Skyline!
4/10/24

Where Bodies Are Necessary

The task of design to combat reproductive injustice forms the premise of a small exhibition ongoing at Columbia’s Graduate School of Architecture, Planning, and Preservation. I admired this display of speculative student proposals for reimagined places and spaces of reproductive care—ranging from recovery centers outfitted with play spaces for children accompanying their mothers to abortion clinics with adjoining education facilities—then headed across the street to Barnard College for a talk that promised to expand on the theme.

Inside the echoey atrium, three academics, sitting shoulder to shoulder, shared their diverse viewpoints and experiences with those in scarce attendance. Said Lori A. Brown, a professor at Syracuse University, “I wanted to take on something overtly political within architecture, and abortion clinics are one of the most contested spaces in this country.” Questions like “How do you actually get into an abortion facility when there are loads of protestors standing outside?” motivated her. So did policy changes: new building codes and legal requirements that often force small, independent abortion clinics to shutter; covert tactics as such are the lynchpin of the meticulously coordinated anti-choice movement. Naomi Braine, who teaches sociology at Brooklyn College, emphasized the need to “think beyond the limitations imposed by the law” and draw on an extensive history of the transnational movements that have made access to self-managed abortions available globally. “Every day, abortions occur in built environments that were not designed for them,” she said, a point picked up on by Lynn Roberts, an associate dean at the CUNY Graduate School of Public Health & Health Policy, to underscore the power of protest: “We have to fill the spaces with our bodies when necessary.”

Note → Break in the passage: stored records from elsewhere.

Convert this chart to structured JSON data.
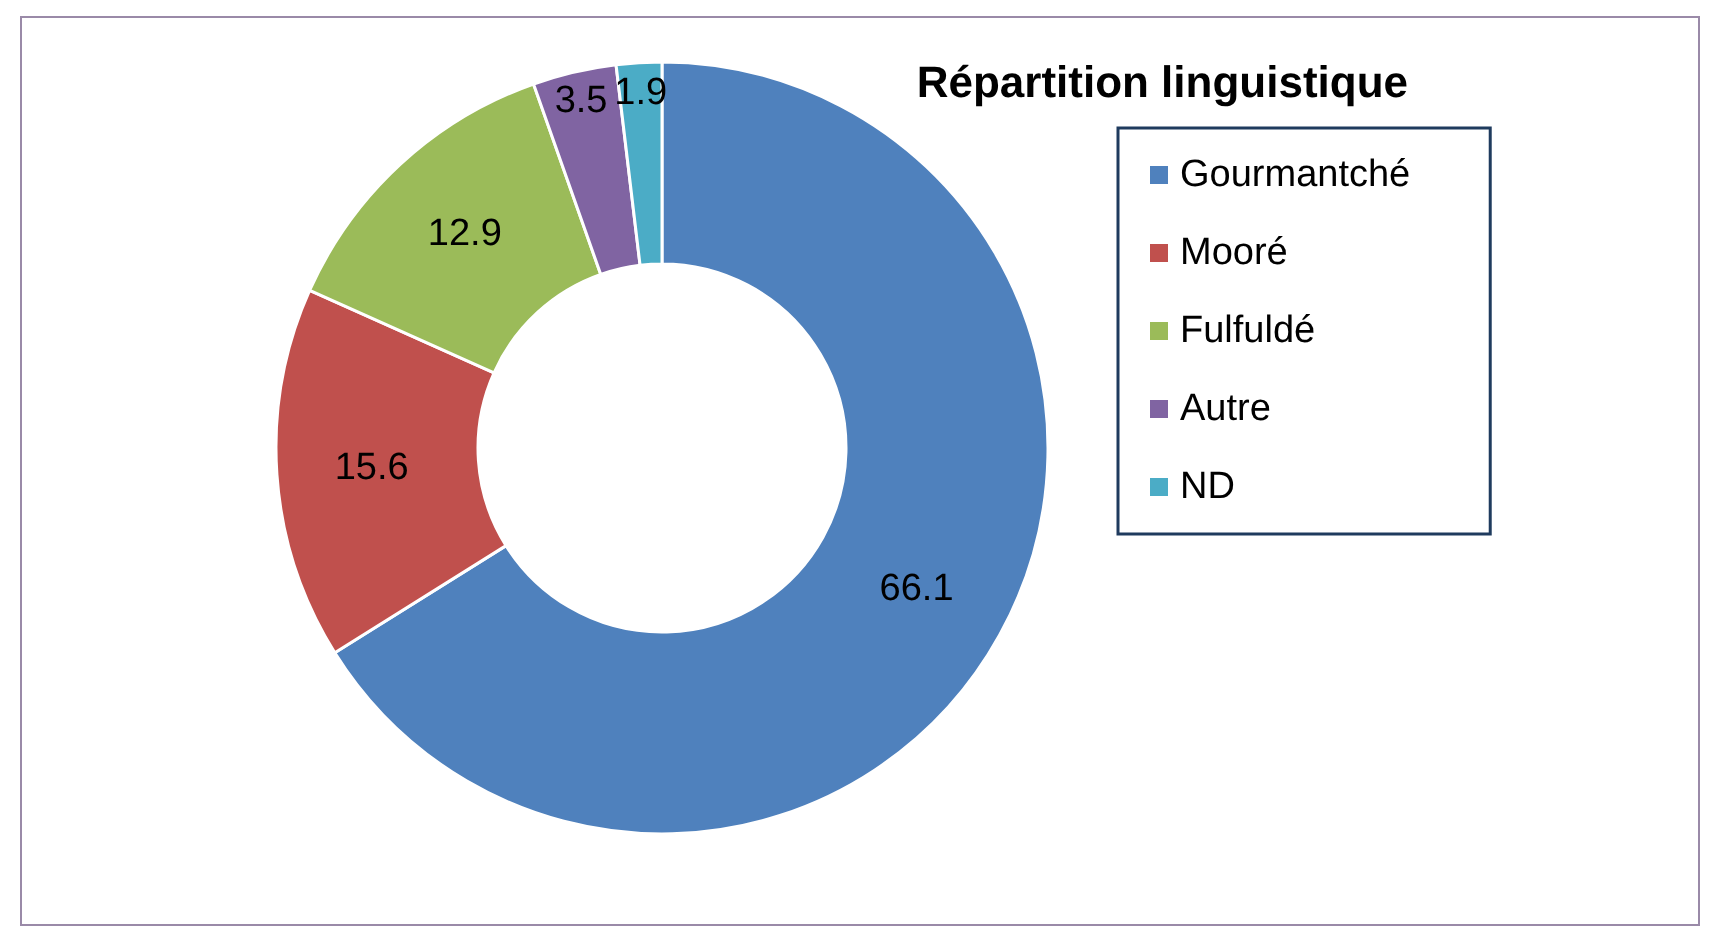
{
  "chart_data": {
    "type": "donut",
    "title": "Répartition linguistique",
    "categories": [
      "Gourmantché",
      "Mooré",
      "Fulfuldé",
      "Autre",
      "ND"
    ],
    "values": [
      66.1,
      15.6,
      12.9,
      3.5,
      1.9
    ],
    "colors": [
      "#4f81bd",
      "#c0504d",
      "#9bbb59",
      "#8064a2",
      "#4bacc6"
    ],
    "data_labels": true,
    "legend": "right"
  }
}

The barriers to accessing basic reproductive healthcare in a country where such services are not treated as a right are legal, political, social, and spatial, and so naturally, the solutions must be too. As the event came to a close and the energized panelists personally thanked each of us for attending, few as we were, I felt our intimacy was not a promotional flaw, but a great strength of a movement devoted—by bleak necessity—to exploring new ideas together.